Em jornalismo é muito comum o uso da palavra lide, do inglês lead, que significa o primeiro parágrafo de uma reportagem onde se pergunta: o quê? quem? quando? onde? como? por quê?
Isto significa que a informação deve se sustentar em parâmetros tais que a verdade não seja ofuscada, tampouco tendenciosa, mas claramente exposta, inquestionavelmente segura.
Entretanto, parece que parte do jornalismo de hoje não vem obedecendo a esses princípios de credibilidade. Faltam-lhe as perguntas básicas para ampararem a seriedade da informação. Faltam-lhe as respostas.
Em data recente, a imprensa noticiou que o ex-prefeito Pedro Oliveira, de Curaçá, dentre outros ex-alcaides baianos, foi aquinhoado com um cargo na Limpurb, empresa criada em 1979 e que tem a Prefeitura de Salvador como acionista majoritária e cuida da limpeza urbana e sustentabilidade ambiental da capital soteropolitana
Logo, o assunto resvalou para a polarização política, como se isto fosse novidade nas administrações públicas em todas as esferas espalhadas pelo Brasil.
O prefeito Bruno Reis, de Salvador (União Brasil), é muito próximo do sertão e tem amigos em Curaçá. A primeira-dama de Salvador é natural de Uauá.
Grosso modo, nem precisa ir longe.
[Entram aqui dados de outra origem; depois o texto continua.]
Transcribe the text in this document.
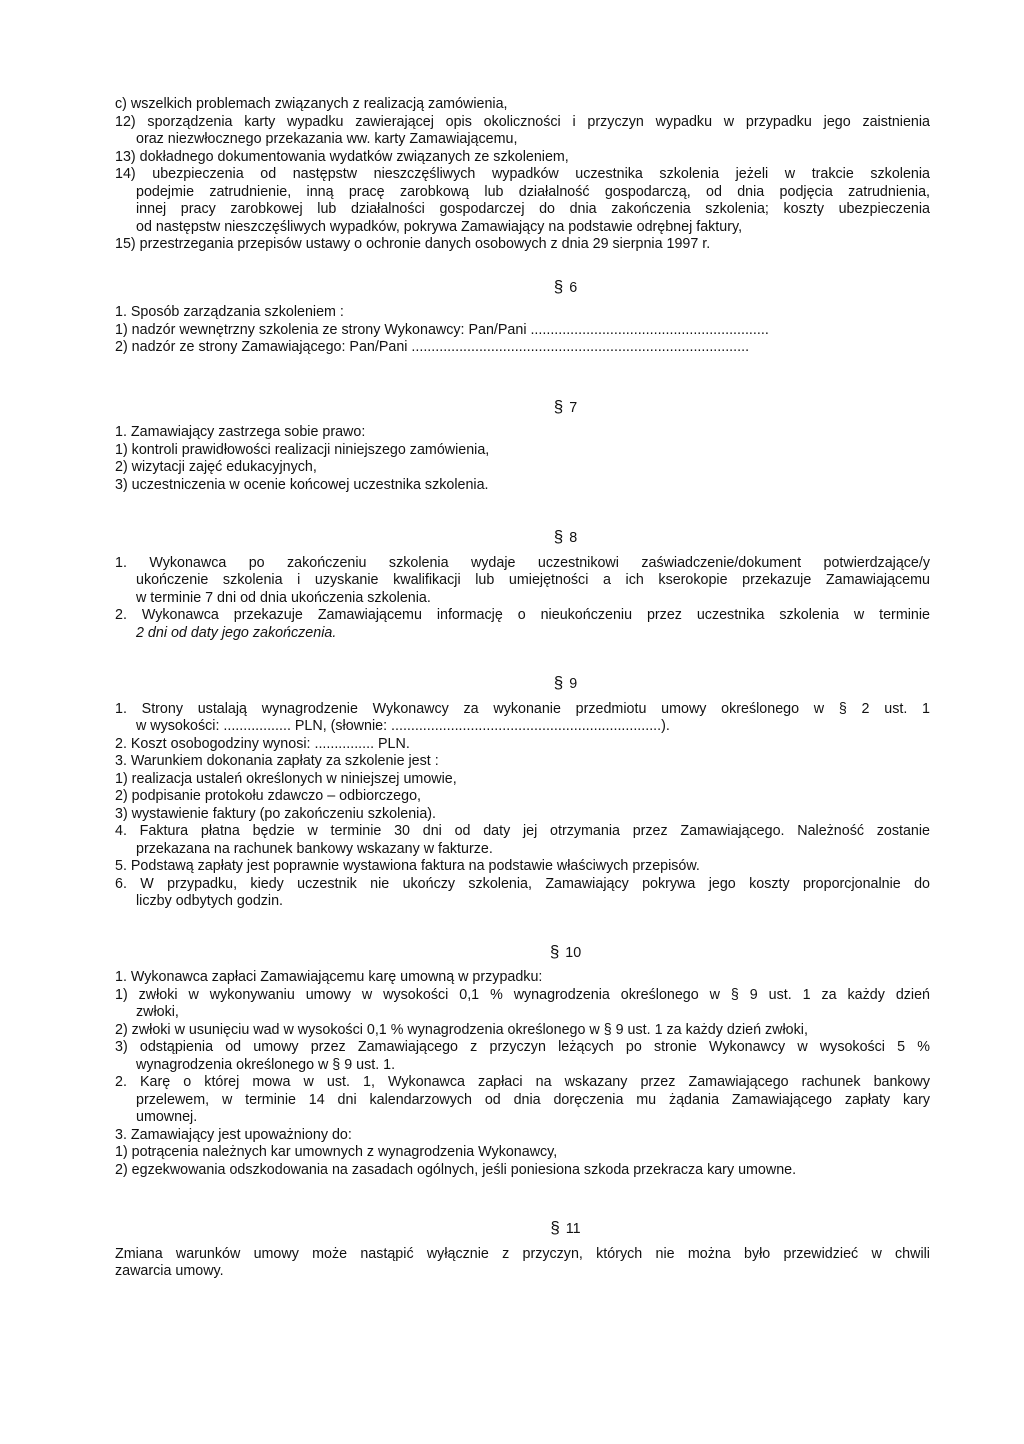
c) wszelkich problemach związanych z realizacją zamówienia,
12) sporządzenia karty wypadku zawierającej opis okoliczności i przyczyn wypadku w przypadku jego zaistnienia
oraz niezwłocznego przekazania ww. karty Zamawiającemu,
13) dokładnego dokumentowania wydatków związanych ze szkoleniem,
14) ubezpieczenia od następstw nieszczęśliwych wypadków uczestnika szkolenia jeżeli w trakcie szkolenia
podejmie zatrudnienie, inną pracę zarobkową lub działalność gospodarczą, od dnia podjęcia zatrudnienia,
innej pracy zarobkowej lub działalności gospodarczej do dnia zakończenia szkolenia; koszty ubezpieczenia
od następstw nieszczęśliwych wypadków, pokrywa Zamawiający na podstawie odrębnej faktury,
15) przestrzegania przepisów ustawy o ochronie danych osobowych z dnia 29 sierpnia 1997 r.
§ 6
1. Sposób zarządzania szkoleniem :
1) nadzór wewnętrzny szkolenia ze strony Wykonawcy: Pan/Pani ............................................................
2) nadzór ze strony Zamawiającego: Pan/Pani .....................................................................................
§ 7
1. Zamawiający zastrzega sobie prawo:
1) kontroli prawidłowości realizacji niniejszego zamówienia,
2) wizytacji zajęć edukacyjnych,
3) uczestniczenia w ocenie końcowej uczestnika szkolenia.
§ 8
1. Wykonawca po zakończeniu szkolenia wydaje uczestnikowi zaświadczenie/dokument potwierdzające/y
ukończenie szkolenia i uzyskanie kwalifikacji lub umiejętności a ich kserokopie przekazuje Zamawiającemu
w terminie 7 dni od dnia ukończenia szkolenia.
2. Wykonawca przekazuje Zamawiającemu informację o nieukończeniu przez uczestnika szkolenia w terminie
2 dni od daty jego zakończenia.
§ 9
1. Strony ustalają wynagrodzenie Wykonawcy za wykonanie przedmiotu umowy określonego w § 2 ust. 1
w wysokości: ................. PLN, (słownie: ....................................................................).
2. Koszt osobogodziny wynosi: ............... PLN.
3. Warunkiem dokonania zapłaty za szkolenie jest :
1) realizacja ustaleń określonych w niniejszej umowie,
2) podpisanie protokołu zdawczo – odbiorczego,
3) wystawienie faktury (po zakończeniu szkolenia).
4. Faktura płatna będzie w terminie 30 dni od daty jej otrzymania przez Zamawiającego. Należność zostanie
przekazana na rachunek bankowy wskazany w fakturze.
5. Podstawą zapłaty jest poprawnie wystawiona faktura na podstawie właściwych przepisów.
6. W przypadku, kiedy uczestnik nie ukończy szkolenia, Zamawiający pokrywa jego koszty proporcjonalnie do
liczby odbytych godzin.
§ 10
1. Wykonawca zapłaci Zamawiającemu karę umowną w przypadku:
1) zwłoki w wykonywaniu umowy w wysokości 0,1 % wynagrodzenia określonego w § 9 ust. 1 za każdy dzień
zwłoki,
2) zwłoki w usunięciu wad w wysokości 0,1 % wynagrodzenia określonego w § 9 ust. 1 za każdy dzień zwłoki,
3) odstąpienia od umowy przez Zamawiającego z przyczyn leżących po stronie Wykonawcy w wysokości 5 %
wynagrodzenia określonego w § 9 ust. 1.
2. Karę o której mowa w ust. 1, Wykonawca zapłaci na wskazany przez Zamawiającego rachunek bankowy
przelewem, w terminie 14 dni kalendarzowych od dnia doręczenia mu żądania Zamawiającego zapłaty kary
umownej.
3. Zamawiający jest upoważniony do:
1) potrącenia należnych kar umownych z wynagrodzenia Wykonawcy,
2) egzekwowania odszkodowania na zasadach ogólnych, jeśli poniesiona szkoda przekracza kary umowne.
§ 11
Zmiana warunków umowy może nastąpić wyłącznie z przyczyn, których nie można było przewidzieć w chwili
zawarcia umowy.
A Prefeitura de Curaçá, por exemplo, certamente teve ou tem apadrinhamentos em cargos comissionados ou não, independentemente do prefeito de plantão e de sua convicção política.
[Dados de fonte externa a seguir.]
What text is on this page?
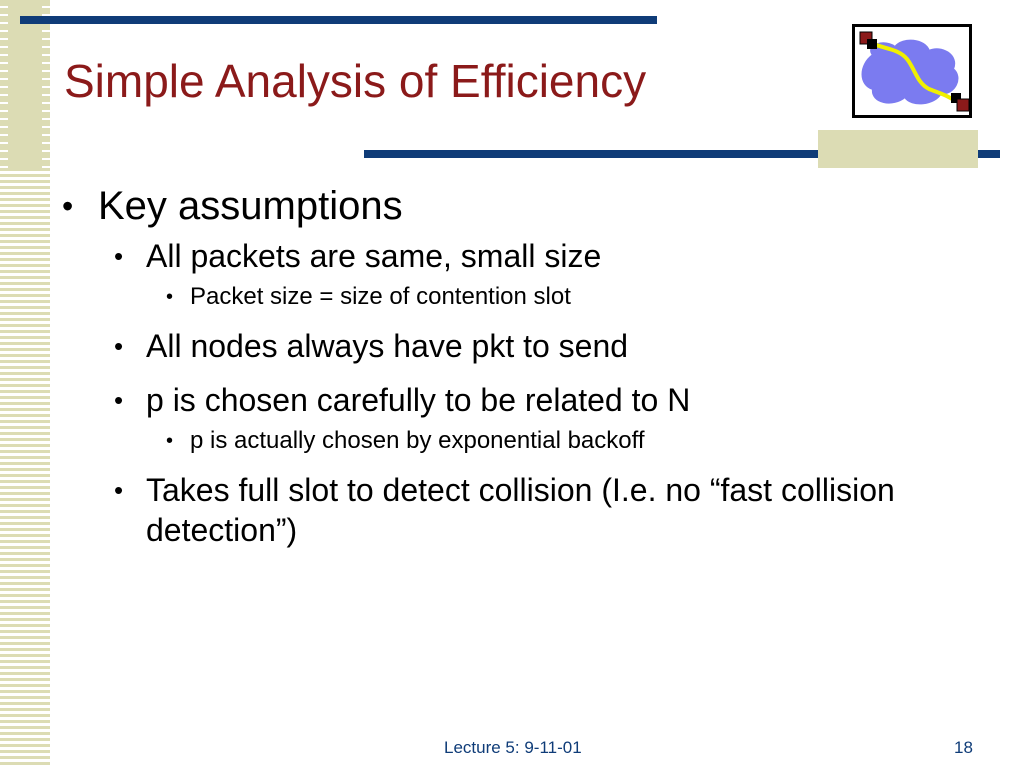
Simple Analysis of Efficiency
• Key assumptions
• All packets are same, small size
• Packet size = size of contention slot
• All nodes always have pkt to send
• p is chosen carefully to be related to N
• p is actually chosen by exponential backoff
• Takes full slot to detect collision (I.e. no “fast collision detection”)
Lecture 5: 9-11-01	18
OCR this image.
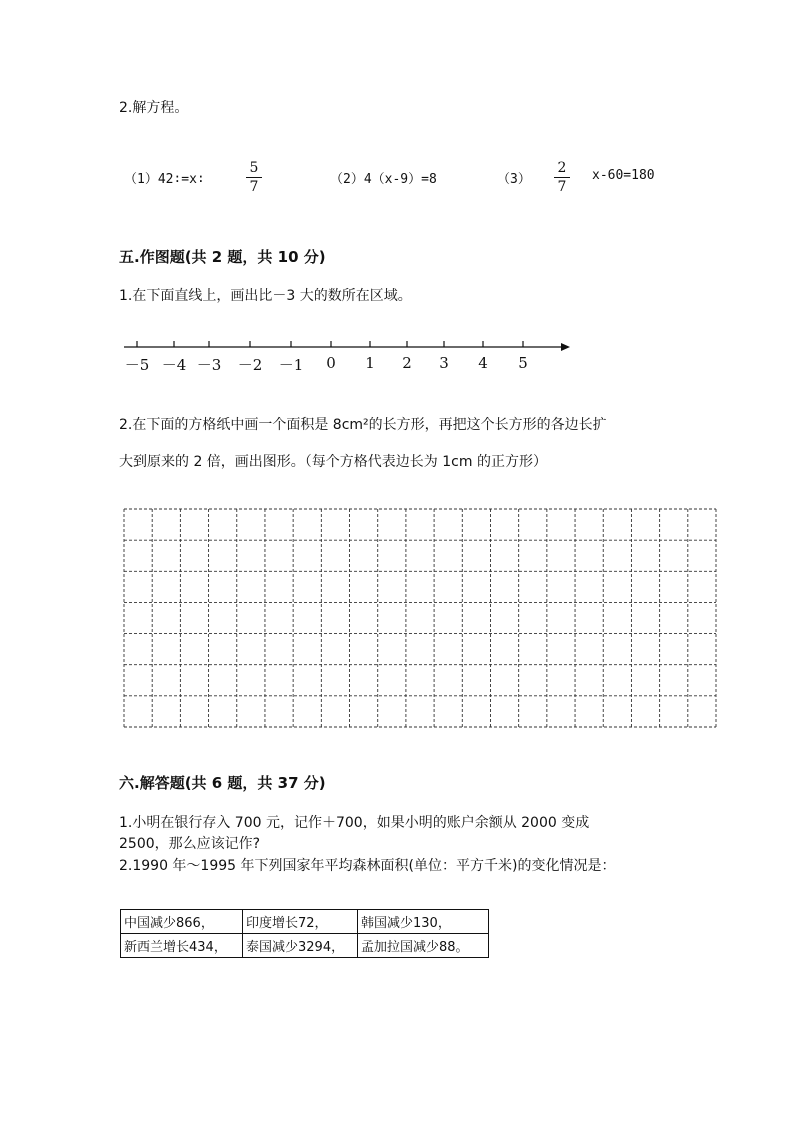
2.解方程。
（1）42∶=x∶
5
7	（2）4（x-9）=8	（3）
2
7
x-60=180
五.作图题(共 2 题，共 10 分)
1.在下面直线上，画出比－3 大的数所在区域。
－5 －4 －3 －2 －1	0	1	2	3	4	5
2.在下面的方格纸中画一个面积是 8cm²的长方形，再把这个长方形的各边长扩
大到原来的 2 倍，画出图形。（每个方格代表边长为 1cm 的正方形）
六.解答题(共 6 题，共 37 分)
1.小明在银行存入 700 元，记作＋700，如果小明的账户余额从 2000 变成
2500，那么应该记作?
2.1990 年～1995 年下列国家年平均森林面积(单位：平方千米)的变化情况是：
中国减少866，	印度增长72，	韩国减少130，
新西兰增长434，	泰国减少3294，	孟加拉国减少88。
Se a prática não é ilegal, nem imoral, não há impedimento.
Não conheço o senhor Pedro Oliveira, o que para ele, não tem nenhuma ou qualquer importância.
Aliás, quando Pedro Oliveira era prefeito de nosso altaneiro município de Curaçá e estava envolvido numa teia de notícias espinhosas, consultei Sua Excelência no sentido de conceder uma entrevista a este blog.
O então prefeito não respondeu, sequer por educação, mas suponho que seja um homem educado. Tampouco sinalizou qualquer contato e atenção através de sua eficiente e diligente assessoria.
Por óbvio, o prefeito declinou da entrevista e, ato contínuo, demonstrou simultâneo desprezo por este insignificante curaçaense filho de Patamuté, pelo que agradeço.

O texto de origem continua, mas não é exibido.